National Center For Health Behavioral Change
New theory and further development of theoretical notions on health behavioral change is very much needed. There is a major disconnect that exist between what people know and understand that will do them harm and resulting destructive behaviors in light of that knowledge. We witness the phenomenon of sexual and drug related behaviors with full knowledge that such behavior(s) will have a high probability of HIV infection. Similar disconnect(s) exist with smoking and tobacco related behaviors even with the Surgeon Generals' warning printed clearly- hazardous for your health and may cause lung cancer and related diseases. People continue to light-up even with this knowledge and there is increasing evidence of an increase in smoking rates of teens and young adults.

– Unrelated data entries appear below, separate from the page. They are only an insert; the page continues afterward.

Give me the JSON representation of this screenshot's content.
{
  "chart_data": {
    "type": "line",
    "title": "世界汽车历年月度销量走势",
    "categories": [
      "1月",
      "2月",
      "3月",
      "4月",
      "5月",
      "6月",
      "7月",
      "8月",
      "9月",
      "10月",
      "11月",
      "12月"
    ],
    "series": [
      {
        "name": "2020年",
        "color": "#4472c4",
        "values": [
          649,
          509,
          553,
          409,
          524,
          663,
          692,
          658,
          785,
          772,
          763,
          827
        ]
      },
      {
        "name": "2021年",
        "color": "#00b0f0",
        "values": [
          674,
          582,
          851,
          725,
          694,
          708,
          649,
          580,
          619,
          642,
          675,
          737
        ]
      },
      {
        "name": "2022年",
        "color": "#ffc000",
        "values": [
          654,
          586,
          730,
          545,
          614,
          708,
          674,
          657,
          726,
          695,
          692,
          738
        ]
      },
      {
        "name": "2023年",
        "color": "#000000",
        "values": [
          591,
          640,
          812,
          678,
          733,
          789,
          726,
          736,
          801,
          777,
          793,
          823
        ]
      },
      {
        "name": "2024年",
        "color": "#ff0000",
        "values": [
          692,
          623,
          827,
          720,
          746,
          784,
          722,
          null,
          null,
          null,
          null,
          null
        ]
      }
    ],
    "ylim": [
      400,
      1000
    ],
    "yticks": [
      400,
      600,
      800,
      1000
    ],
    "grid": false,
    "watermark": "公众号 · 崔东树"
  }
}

We feel that a major breakthrough has occurred with the acceptance for publication of the book edited and co-authored, The Health Behavioral Change Imperative: Theoretical, Educational and Practice With Diverse Populations (2002- Lippicott, Williams and Wilkens-Kluwer Academic Press). The book content deals with the disconnect, focused on cultural, social, ethnic, faith and other critical behavioral variables that contribute heavily to health outcomes. The further development of health behavioral change theory and related public health prevention practice is critical. This need is recognized given the prevalence of HIV/AIDS, sexually transmitted diseases, cardiovascular disease, cancer, diabetes, violence and other preventable diseases. The up to ninety-eight per cent (98%) preventable disease rate among African Americans means that if the methodology was available regarding health behavioral change - prevention theory and related knowledge, morbidity and mortality rates could be significantly and effectively reduced.